Detrend pipeline contract (from sources/code/detrend.md):

"The regression pipeline calls fit_transform on training data, serialises the fitted detrender to detrender.pkl, then calls transform on any held-out fold and inverse_transform inside models/regression/runtime.py:176 to retrend model predictions."

fit_transform is called BEFORE build_regressor — the regressor receives only trend-adjusted yield values and never sees raw trend-contaminated yields.
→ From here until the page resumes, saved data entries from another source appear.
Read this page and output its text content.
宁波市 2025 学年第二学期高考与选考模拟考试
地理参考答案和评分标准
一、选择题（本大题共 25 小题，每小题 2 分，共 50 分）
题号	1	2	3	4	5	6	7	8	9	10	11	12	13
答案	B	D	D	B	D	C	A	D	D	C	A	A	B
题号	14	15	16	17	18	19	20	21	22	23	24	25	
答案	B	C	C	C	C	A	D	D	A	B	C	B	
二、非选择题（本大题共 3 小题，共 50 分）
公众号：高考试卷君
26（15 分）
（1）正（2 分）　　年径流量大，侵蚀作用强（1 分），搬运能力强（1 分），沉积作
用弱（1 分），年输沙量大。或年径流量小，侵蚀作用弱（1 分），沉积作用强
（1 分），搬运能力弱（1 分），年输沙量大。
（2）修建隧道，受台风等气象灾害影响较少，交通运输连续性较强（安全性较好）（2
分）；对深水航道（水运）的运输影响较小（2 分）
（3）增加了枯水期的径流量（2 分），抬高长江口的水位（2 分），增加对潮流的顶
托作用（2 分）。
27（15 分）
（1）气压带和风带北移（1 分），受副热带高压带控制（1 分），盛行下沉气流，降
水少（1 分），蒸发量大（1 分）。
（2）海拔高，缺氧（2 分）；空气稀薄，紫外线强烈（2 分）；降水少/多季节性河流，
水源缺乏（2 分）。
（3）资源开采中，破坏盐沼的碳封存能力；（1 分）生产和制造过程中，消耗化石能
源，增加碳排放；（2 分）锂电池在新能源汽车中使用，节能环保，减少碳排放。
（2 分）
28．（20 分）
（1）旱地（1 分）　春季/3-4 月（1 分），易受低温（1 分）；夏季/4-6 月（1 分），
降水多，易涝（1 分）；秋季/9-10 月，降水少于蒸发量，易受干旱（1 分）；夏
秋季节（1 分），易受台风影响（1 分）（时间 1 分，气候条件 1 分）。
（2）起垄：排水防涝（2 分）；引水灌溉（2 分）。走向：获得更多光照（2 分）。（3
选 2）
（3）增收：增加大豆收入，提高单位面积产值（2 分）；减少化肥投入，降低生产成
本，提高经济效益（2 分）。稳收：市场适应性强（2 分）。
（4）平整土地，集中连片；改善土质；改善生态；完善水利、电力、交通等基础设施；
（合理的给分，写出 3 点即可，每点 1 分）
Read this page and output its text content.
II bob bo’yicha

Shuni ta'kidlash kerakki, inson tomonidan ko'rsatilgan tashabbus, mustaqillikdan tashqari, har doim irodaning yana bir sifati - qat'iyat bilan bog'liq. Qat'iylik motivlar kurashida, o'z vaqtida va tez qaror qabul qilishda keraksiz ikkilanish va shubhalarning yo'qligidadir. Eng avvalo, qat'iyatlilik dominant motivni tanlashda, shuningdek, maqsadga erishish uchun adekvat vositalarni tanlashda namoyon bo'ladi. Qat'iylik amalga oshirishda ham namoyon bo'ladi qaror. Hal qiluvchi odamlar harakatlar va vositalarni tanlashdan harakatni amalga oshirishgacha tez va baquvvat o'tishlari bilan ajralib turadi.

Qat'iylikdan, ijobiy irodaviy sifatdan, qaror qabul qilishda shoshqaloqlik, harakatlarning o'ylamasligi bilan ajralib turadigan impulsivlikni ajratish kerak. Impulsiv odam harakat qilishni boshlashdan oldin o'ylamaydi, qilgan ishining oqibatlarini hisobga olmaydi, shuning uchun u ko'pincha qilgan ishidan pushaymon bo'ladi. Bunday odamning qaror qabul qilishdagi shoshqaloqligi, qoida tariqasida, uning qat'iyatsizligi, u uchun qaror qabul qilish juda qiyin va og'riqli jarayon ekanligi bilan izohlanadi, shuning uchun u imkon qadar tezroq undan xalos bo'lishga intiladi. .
Failure modes and recovery¶

Symptom	Likely cause	Recovery
`RuntimeError: detrender not fitted` at predict time	`detrender.pkl` written by an older code version before `is_fitted` guard was added	Delete `{fold}/detrender.pkl` and re-run `cli run hindcast` for the fold
`KeyError` or all-NaN in `MedianImputer.transform` at predict time	`feature_fill_values.parquet` written with `RangeIndex` (pre-Clause-30 bug)	Delete `feature_fill_values.parquet` and re-run the fit stage
`KeyError: Missing sample-weight column`	`use_sample_weights=True` but aggregation policy doesn't emit `weight_column`	Set `use_sample_weights=False` in config or fix aggregation policy
`ValueError: fit data has NaN features after imputation` (from `assert_no_nan_features`)	All-NaN feature in `fit_drop_cols` subset survived imputation	Trace back to `feature_fill_values.parquet` for all-NaN training column
`OperationalError` from MLflow	Two folds fitting the same commodity in parallel	Run same-commodity folds sequentially (known MLflow DB locking issue)

Cross-references¶

ExperimentConfig — model.detrend, model.regression, models_dir, regression_feature_columns()
HindcastSlice — return value; load_detrender, load_model, load_feature_fill_values are the load-side pairs
Concept: walk-forward CV — run_experiment calls train() per fold
Pipeline: predict — downstream consumer of all three artefacts
Source: detrend — AbstractDetrend contract, three concrete classes
Source: regression — AbstractRegressionImpl contract, persistence formats
Source: stages — run_fit.py role in the stage DAG
Source: DESIGN.md — Clauses 30, 34

PRs that materially changed this stage¶

Clause 30 regression fix — feature_fill_values.parquet now writes the feature-name index as an explicit "feature" column (run_fit.py:74–86) after a silent no-op regression where MedianImputer.transform returned all-NaN because fv.reindex(feature_cols) found a RangeIndex.